Am Kompass 4-Test, der hälftig aus Mathe- und Deutschaufgaben besteht, mussten im November erstmals alle Viertklässler an staatlichen Schulen verpflichtend teilnehmen. Unmittelbar danach wurden Rufe von Eltern wie auch von Grundschullehrkräften laut, die Aufgaben seien zu schwer gewesen – insbesondere in Mathe, wo die Schüler deutlicher schlechter abschnitten als in Deutsch. Was sagen die Hegauer Schulleiter zum Kompetenztest und welche Auswirkungen hat er für die weiterführenden Schulen?

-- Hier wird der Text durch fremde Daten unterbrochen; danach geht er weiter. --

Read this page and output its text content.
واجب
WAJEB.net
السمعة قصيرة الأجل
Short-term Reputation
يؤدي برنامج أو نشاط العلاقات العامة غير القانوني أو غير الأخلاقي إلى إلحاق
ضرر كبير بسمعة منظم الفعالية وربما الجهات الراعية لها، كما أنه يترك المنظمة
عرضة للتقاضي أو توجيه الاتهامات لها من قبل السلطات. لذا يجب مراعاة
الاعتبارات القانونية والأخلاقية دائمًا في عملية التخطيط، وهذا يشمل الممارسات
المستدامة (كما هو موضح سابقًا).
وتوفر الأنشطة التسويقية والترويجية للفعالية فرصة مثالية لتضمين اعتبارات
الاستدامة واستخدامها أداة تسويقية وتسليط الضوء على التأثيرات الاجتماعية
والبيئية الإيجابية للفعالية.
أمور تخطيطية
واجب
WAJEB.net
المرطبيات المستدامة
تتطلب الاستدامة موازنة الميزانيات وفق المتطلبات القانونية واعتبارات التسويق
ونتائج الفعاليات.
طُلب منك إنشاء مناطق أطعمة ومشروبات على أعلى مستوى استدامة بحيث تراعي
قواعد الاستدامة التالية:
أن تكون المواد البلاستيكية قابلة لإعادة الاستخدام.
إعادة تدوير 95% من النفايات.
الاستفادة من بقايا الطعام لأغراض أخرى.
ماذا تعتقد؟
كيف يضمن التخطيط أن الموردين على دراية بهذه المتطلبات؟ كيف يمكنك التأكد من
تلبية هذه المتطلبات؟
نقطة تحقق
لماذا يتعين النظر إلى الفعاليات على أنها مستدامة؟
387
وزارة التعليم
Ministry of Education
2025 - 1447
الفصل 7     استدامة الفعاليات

Anja Claßen, Leiterin der Grundschule Waldeckschule und geschäftsführende Schulleiterin in Singen, nennt die Ergebnisse von Kompass 4 enttäuschend. Nur sechs Prozent der Viertklässler hätten das erweiterte Niveau erreicht, während 86 Prozent lediglich das grundlegende Niveau erreicht hätten. „Eine Umfrage der Gewerkschaft Erziehung und Wissenschaft ergab, dass 80 Prozent der befragten Lehrkräfte größere Abweichungen zwischen den Testergebnissen und ihrer eigenen Einschätzung der Schülerleistungen feststellten“, schildert sie.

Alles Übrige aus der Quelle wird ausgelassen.